Dopo le stroncature della stampa americana Dolittle di Stephen Gaghan arriva nelle nostre sale. Robert Downey Jr protagonista, ma anche produttore del film insieme a sua moglie Susan, nella versione in lingua originale ha coinvolto uno stuolo di colleghi di fama per il doppiaggio dei suoi compagni di avventure – pappagalli, scimmie, cani e altri elementi più o meno noti della fauna terrestre. Un cast all stars, tra cui Emma Thompson, Rami Malek, Ralph Fiennes, Antonio Banderas e Michael Sheen, che non basta però a promuovere Dolittle, ancorato ad una sceneggiatura incoerente e ad una regia che cerca forzatamente il realismo nel fantastico.
In sala dal 30 gennaio con Universal, Dolittle è tratto dai romanzi per bambini di Hugh Lofting; racconti che narrano le fantastiche avventure di un medico britannico che ha la grande capacità di saper parlare con gli animali. Il film tenta un approccio contemporaneo, riprendendo in alcuni tratti l’ironia per famiglie del franchise con protagonista Eddie Murphy, ma in realtà si avvicina di più alle atmosfere da circo de Il Favoloso dottor Dolittle, pellicola del 1967 interpretata da Rex Harrison. Stephen Gaghan non riesce a dare una personalità al film, che risulta come un frullato di generi cinematografici apparentemente scelti a caso.

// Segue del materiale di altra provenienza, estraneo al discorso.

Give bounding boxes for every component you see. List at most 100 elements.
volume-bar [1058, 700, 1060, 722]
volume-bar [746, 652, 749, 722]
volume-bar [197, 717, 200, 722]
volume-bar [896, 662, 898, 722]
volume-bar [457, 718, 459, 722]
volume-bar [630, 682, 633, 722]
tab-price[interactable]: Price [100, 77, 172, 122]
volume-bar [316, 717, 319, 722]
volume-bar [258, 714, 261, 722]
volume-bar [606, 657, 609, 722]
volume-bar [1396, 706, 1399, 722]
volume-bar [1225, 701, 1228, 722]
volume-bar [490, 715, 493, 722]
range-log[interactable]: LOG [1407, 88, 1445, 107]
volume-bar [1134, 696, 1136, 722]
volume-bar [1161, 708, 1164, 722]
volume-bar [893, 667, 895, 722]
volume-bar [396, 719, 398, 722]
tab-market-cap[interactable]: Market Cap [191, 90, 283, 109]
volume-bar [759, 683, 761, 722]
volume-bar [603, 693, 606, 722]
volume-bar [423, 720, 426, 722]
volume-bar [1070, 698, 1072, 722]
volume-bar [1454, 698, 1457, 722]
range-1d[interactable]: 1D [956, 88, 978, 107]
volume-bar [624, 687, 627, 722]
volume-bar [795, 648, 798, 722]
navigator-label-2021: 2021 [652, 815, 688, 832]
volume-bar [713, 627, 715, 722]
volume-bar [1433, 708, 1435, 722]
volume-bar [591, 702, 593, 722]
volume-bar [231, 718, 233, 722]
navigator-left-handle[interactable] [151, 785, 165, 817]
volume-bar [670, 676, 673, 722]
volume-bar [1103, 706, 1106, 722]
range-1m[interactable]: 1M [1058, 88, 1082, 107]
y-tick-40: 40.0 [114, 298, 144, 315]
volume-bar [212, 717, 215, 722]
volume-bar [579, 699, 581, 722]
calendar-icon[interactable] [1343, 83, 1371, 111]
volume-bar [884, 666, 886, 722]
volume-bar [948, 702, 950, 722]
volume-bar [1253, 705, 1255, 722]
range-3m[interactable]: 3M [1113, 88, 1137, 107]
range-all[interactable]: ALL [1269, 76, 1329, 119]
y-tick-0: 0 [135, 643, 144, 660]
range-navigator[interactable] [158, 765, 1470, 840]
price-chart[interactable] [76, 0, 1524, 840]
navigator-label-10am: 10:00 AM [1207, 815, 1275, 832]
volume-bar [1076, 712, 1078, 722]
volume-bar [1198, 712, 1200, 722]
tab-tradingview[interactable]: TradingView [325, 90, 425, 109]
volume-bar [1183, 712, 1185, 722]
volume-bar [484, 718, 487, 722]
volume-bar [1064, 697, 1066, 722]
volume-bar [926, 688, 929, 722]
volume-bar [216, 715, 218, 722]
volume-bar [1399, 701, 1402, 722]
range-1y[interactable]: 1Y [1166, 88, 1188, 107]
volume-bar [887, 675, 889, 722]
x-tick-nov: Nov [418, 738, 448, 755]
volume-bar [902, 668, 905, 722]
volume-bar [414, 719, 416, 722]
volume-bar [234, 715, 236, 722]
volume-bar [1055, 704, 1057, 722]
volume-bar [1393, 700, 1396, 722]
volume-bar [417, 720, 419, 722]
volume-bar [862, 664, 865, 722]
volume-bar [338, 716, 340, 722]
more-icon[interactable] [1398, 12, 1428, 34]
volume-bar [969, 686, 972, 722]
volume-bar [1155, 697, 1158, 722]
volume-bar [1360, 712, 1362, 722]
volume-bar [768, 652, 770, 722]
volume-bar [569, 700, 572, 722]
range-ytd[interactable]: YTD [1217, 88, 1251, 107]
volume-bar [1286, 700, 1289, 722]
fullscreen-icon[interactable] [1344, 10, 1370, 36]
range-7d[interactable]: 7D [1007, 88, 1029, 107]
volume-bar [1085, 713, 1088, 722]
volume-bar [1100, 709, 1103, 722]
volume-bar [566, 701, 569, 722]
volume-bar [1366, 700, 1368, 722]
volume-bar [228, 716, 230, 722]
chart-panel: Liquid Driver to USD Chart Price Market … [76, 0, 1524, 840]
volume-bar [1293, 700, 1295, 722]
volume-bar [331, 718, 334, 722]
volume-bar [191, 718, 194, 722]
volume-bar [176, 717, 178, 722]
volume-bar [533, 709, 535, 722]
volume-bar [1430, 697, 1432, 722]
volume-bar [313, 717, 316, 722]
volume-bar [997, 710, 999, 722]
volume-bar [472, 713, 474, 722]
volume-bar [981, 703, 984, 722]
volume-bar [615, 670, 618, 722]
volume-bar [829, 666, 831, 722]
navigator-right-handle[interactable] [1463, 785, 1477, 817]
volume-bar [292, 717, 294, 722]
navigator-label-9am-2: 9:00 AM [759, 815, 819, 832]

UNA MESSA IN SCENA INCOERENTE E UNA SCRITTURA INFANTILE FANNO DI DOLITTLE UN FILM NOIOSO E SUPERFICIALE
La trama si svolge seguendo due espedienti narrativi. Il primo vede protagonista il dottore: depresso per la perdita della sua amata moglie (interpretata da Kasia Smutniak), si è rifugiato nella propria magione insieme ai suoi compagni di vita, gli animali, rifiutandosi di interagire con gli umani. Il secondo è la malattia incurabile della Regina Vittoria (Jessie Buckley) e l’ordine diretto al dott. Dolittle di trovare una pianta medicamentosa capace di risvegliare la sovrana dal suo torpore. Due piani narrativi che dovrebbero interagire tra loro ma che in realtà risultano scollegati e poco coerenti, conferendo alla visione finale una patina di noia, che rimane come un filtro, per tutta la durata del film. Nonostante Dolittle sia ostacolato dal suo acerrimo nemico, il dottor Blair Mudfly (Michael Sheen), scettico nelle capacità del protagonista di poter salvare la Regina, parte alla volta di una città misteriosa insieme al suo giovane assistente Tommy (Harry Collet) e al gruppo di fidati compagni di avventure tra cui, l’orso polare Yoshi (John Cena), il cane Jip (Tom Holland), il gorilla Chee-Chee (Rami Malek) e l’inseparabile pappagallo Poly (Emma Thompson).
DOLITTLE PIACERÀ AI PIÙ PICCOLI CHE SI RITROVERANNO IMMERSI IN UN’ATMOSFERA CIRCENSE
Il protagonista Robert Downey Jr, nonostante la sua spiccata propensione a dotare di grande personalità i suoi personaggi, stavolta non riesce a lavorare sul carattere del dottor Dolittle, che è messo in secondo piano rispetto ai co-protagonisti del mondo animale, probabilmente per una scelta legata alla produzione del film. Tutta la confezione, di fatto, sembra fatta per essere diretta al pubblico dei più piccoli, che sicuramente si divertirà ad immergersi in un mondo dove i veri protagonisti sono gli animali parlanti. Le intenzioni, sicuramente positive, di girare un film per ragazzi che abbracci vari generi, dall’avventura alla commedia, sono deluse da una messa approssimativa, a volte inutilmente demenziale. Qualche piacevolezza è data dalla rappresentazione in chiave antropomorfa degli animali, con tanto di nevrosi e paure, una chiave di lettura apprezzabile, soprattutto nel doppiaggio di Emma Thompson, che riesce ad essere credibile anche nelle vesti di un pappagallo chiacchierone.
Robert Downey Jr dota il personaggio di un carattere da outsider, che rimane al limite del caricaturale, ma il problema del film non risiede tanto nella sua interpretazione quanto nell’iter scenico del film, che non riesce ad infondere emozioni, nemmeno nel momento dello scontro con il “perfido” Rassoulim (Antonio Banderas). Dolittle rimane così ancorato ad uno schema non convincente, dove il sogno di un mondo fantastico è azzerato dall’assenza di sentimenti.